La manovra russa ha portato a colloqui che hanno portato ad accordi che «in linea di principio andavano bene sia a Mosca che a Kiev», ha affermato, riferendosi ai negoziati che hanno avuto luogo tra le due parti nella città turca di Istanbul alla fine di marzo 2022.

 

Come riportato da Renovatio 21, l’anno passato Putin aveva mostrato una copia della bozza dell’accordo di pace ad un incontro con politici africani durante un meeting a San Pietroburgo.

 

«Il 29 marzo 2022 abbiamo ritirato le nostre truppe da Kiev perché ci era stato assicurato che era essenziale creare le condizioni per la conclusione del processo di negoziazione politica», ha ricordato il presidente. «I nostri colleghi occidentali» insistevano allora che le autorità ucraine «non potevano firmare tali accordi… con una pistola puntata alla tempia», ha raccontato Putin.

 

Tuttavia – come riportarono ridicolmente anche i giornali nostrani in coro – Kiev e i suoi sostenitori occidentali hanno sostenuto che il ritiro russo dall’area della capitale ucraina non sia stato un gesto di buona volontà da parte di Mosca, ma il risultato dei successi militari ottenuti dalle truppe di Kiev. Già nell’aprile 2022, il presidente degli Stati Uniti Joe Biden aveva affermato che «la “battaglia di Kiev” è stata una vittoria storica… vinta dal popolo ucraino con un’assistenza senza precedenti da parte degli Stati Uniti e dei nostri alleati».

 

Il giorno successivo alla partenza delle truppe russe, la leadership ucraina ha preso la loro partecipazione al processo negoziale, inscenando «una provocazione» a Bucha, ha detto Putin.

 

Il 1° aprile 2022, il governo Zelens’kyj ha accusato l’esercito russo di aver massacrato civili nella città di Bucha vicino a Kiev.
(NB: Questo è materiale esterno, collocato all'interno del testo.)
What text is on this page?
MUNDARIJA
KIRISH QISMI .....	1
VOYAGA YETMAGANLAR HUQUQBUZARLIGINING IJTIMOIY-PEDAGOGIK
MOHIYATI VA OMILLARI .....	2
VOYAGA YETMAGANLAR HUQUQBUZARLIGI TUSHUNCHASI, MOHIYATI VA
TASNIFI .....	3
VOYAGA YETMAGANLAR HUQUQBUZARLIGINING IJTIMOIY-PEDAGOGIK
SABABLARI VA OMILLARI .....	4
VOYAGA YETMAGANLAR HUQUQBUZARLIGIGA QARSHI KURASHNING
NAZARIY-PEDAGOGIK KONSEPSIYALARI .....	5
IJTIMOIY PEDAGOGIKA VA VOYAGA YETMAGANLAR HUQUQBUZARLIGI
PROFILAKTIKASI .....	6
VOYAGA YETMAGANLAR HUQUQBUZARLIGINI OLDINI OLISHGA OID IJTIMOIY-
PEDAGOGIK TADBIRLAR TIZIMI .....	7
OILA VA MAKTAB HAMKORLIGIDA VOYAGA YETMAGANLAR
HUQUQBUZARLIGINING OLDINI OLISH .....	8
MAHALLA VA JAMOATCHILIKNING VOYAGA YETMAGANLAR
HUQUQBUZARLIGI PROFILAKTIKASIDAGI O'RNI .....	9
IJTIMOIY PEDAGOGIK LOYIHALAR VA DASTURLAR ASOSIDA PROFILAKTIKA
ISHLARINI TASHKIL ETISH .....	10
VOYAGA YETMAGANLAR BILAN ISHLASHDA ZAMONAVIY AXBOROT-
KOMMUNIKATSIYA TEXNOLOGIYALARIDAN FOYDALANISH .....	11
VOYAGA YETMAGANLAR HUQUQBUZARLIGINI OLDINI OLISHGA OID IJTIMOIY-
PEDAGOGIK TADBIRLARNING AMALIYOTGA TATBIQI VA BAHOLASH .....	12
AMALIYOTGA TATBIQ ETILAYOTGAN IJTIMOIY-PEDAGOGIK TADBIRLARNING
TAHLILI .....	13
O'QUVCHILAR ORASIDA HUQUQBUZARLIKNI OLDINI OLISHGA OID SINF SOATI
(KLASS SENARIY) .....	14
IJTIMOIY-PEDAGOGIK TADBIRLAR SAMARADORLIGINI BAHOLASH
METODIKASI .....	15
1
Mosca ha negato tali accuse, affermando che le presunte prove dei crimini erano state fabbricate.

 

«Penso che ora sia chiaro che questa sporca provocazione era necessaria per spiegare in qualche modo il rifiuto dei risultati raggiunti durante i negoziati. La strada verso la pace è stata nuovamente chiusa», ha sottolineato il leader russo.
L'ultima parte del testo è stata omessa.